Theories of money. There are various theories of money. One of them is metallic. This theory identifies money with precious metals. According to its supporters (mercantilists), gold and silver are money by nature, due to their natural properties. They recognize money only as a measure of value, treasure and world money, which are performed by precious metals.

Nominalistic theory considers money to be signs of value, conventional units of account. The most detailed nominalist theory of money is presented by the German economist G.F. Knapp in his book “The State Theory of Money”. In this book, the so-called state theory of money was put forward, according to which money was considered as a product of state power and legal relations. Paper money, in his opinion, is a legally established means of payment. Their purchasing power is determined by the state.

The quantitative theory of money is reduced to the fact that the value of money is inversely dependent on their quantity, i.e. the more money, the lower its value. Proponents of this theory state that before appearing on the market, money has no value, and goods have no price. And only here one or another ratio of the mass of gold and goods determines their value and price.

The theory of “regulated currency” is a combination of the basic provisions of the nominalistic and quantitative theory of money. Its representative, J. M. Keynes, praises paper money, seeing its advantage in the fact that the amount of money in circulation can be determined by the state. In regulating the amount of money in circulation, J. S. Miller was a member of the Country. M. Keynes sees a means of normalizing the level of commodity prices, wages, and eliminating unemployment.

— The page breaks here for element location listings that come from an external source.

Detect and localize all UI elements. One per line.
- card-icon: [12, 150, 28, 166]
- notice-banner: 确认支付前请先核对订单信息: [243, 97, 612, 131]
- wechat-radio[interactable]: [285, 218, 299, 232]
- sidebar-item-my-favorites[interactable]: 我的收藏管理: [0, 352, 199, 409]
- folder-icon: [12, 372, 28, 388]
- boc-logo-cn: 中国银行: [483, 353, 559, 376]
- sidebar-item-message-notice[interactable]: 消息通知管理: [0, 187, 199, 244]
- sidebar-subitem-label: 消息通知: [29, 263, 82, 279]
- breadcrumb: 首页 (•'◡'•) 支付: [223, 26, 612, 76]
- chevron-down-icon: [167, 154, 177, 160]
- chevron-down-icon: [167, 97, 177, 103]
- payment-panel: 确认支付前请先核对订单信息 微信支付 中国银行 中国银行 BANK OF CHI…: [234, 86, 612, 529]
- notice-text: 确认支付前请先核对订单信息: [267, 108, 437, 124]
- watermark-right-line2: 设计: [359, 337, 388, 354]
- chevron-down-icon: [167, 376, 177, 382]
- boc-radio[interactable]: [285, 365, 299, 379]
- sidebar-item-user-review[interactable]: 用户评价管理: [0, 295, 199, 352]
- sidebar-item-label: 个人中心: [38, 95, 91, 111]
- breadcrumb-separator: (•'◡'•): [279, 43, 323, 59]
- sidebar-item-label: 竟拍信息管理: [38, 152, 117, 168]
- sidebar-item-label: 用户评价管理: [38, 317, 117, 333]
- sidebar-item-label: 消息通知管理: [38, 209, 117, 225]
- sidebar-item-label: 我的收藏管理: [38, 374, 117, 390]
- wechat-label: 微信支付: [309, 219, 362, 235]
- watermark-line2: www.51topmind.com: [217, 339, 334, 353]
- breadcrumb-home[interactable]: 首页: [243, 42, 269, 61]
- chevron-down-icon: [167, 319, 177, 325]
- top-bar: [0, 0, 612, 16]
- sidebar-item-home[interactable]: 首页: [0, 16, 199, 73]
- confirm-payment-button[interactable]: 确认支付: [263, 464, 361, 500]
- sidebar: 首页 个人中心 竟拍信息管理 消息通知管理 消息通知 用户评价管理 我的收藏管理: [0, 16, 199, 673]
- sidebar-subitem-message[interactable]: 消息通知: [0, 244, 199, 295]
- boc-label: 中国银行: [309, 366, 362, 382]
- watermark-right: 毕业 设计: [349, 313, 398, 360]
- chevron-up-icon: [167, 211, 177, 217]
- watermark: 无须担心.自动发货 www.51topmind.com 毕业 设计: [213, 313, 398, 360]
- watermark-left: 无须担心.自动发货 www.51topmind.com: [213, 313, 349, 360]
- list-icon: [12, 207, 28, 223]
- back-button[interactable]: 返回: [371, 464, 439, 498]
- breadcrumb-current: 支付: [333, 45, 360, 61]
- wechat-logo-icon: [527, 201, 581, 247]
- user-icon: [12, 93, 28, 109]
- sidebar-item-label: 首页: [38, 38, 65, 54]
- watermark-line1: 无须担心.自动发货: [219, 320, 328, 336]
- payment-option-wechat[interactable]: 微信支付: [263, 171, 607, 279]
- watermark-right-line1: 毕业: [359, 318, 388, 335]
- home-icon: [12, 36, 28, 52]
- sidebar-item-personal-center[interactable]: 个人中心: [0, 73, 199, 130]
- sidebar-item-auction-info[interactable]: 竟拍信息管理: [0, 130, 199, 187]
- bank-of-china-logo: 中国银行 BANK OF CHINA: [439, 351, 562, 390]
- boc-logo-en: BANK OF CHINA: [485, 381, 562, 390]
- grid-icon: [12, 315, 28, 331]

If in the XIX century. the main questions in monetary theory were the nature of money, its functions, the choice of the scale of prices and the structure of the monetary system, now the main questions have become the role of money in reproduction, the mechanism of influence of the money supply on economic growth and state policy in the monetary sphere. If in the XIX century. scientists were concerned primarily with the qualitative aspects of monetary theory, then in the XX century. – mainly quantitative relationships.